Here is a case test. If 7% is the magic number, take a signed copy of Kulchur #1 that came up on eBay. (pdf) I can track this item for close to 10 years. Issues of Kulchur signed by Burroughs are not common. I know of three. One sold at the Lyon sale in 1999 for $120 with premium. One sold awhile back on eBay for $138 and the item in question which sold for $157.50. This shows a slight single digit increase in value over roughly 8 years. It should be noted that the Kulchur sold at the Lyon sale would probably get more than $157 now given the association and the rock solid provenance on the signature: but call it a 7% yearly increase. Yet at $157, this recent copy was a steal. The key is not the final price but who bought it. Note the copy sold to Red Snapper Books. Booksellers of his knowledge and experience do not overpay. In fact they recognize value for a living. He understood this little mag represented an opportunity for profit. If you want this particular issue of Kulchur now, expect to pay around $300. Recently, I have seen signed copies of Kulchur for that amount on Abebooks. They always seem to be signed by Burroughs. Weird. This makes provenance all the more important.
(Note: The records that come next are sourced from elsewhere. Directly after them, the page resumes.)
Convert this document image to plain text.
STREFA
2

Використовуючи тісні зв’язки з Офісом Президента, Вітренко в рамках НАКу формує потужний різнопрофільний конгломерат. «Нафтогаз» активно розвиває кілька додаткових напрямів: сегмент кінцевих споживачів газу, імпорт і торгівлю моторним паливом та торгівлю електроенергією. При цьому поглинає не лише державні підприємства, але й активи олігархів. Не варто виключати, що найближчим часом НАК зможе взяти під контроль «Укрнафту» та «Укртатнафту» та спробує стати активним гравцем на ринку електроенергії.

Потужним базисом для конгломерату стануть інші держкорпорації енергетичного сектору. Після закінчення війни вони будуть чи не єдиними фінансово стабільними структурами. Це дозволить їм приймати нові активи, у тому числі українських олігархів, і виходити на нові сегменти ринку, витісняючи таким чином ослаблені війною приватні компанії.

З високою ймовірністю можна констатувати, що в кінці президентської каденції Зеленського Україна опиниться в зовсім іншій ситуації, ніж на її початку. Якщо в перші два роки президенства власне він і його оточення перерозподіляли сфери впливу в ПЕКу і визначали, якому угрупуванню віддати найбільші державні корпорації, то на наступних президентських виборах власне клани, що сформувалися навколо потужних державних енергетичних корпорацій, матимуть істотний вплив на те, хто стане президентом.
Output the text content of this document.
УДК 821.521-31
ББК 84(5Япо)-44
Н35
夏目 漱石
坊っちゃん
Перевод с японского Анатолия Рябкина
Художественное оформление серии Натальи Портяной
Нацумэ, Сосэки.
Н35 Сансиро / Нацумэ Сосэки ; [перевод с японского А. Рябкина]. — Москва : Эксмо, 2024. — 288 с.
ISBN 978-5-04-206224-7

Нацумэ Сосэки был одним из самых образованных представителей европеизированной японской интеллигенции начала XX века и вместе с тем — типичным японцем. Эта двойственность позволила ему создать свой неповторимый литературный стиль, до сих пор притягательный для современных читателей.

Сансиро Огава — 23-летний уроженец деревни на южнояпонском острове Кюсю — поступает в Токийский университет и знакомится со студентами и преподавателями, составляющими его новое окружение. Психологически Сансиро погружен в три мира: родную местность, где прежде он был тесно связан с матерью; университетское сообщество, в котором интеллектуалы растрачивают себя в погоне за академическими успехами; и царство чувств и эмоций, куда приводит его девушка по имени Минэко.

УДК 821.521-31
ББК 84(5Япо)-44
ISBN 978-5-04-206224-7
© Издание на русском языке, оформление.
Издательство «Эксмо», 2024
That said some more mainstream (if I can call them that) Burroughs books have remained stagnant for about a decade. My signed copy of Dead Fingers Talk has not budged in price at all. Same goes for my signed Exterminator! As of now, I would probably not get my money back on these titles. As I have said elsewhere, the 1960s signed Grove titles have gone up steadily. In the 1990s a signed Soft Machine was $200 at a bookstore. Some sellers are now asking over $500 (one wants $700 for a review copy). The Grove Naked Lunch has risen considerably as well. Bookstores are routinely asking $2000 for it (Ken Lopez who can be considered something of a barometer in these things). A price of $3000 is not uncommon and one dealer wants $5000. This is not to say that I could sell my signed Groves for these amounts, but in the next decade I would definitely see a considerable profit and the trend is upward.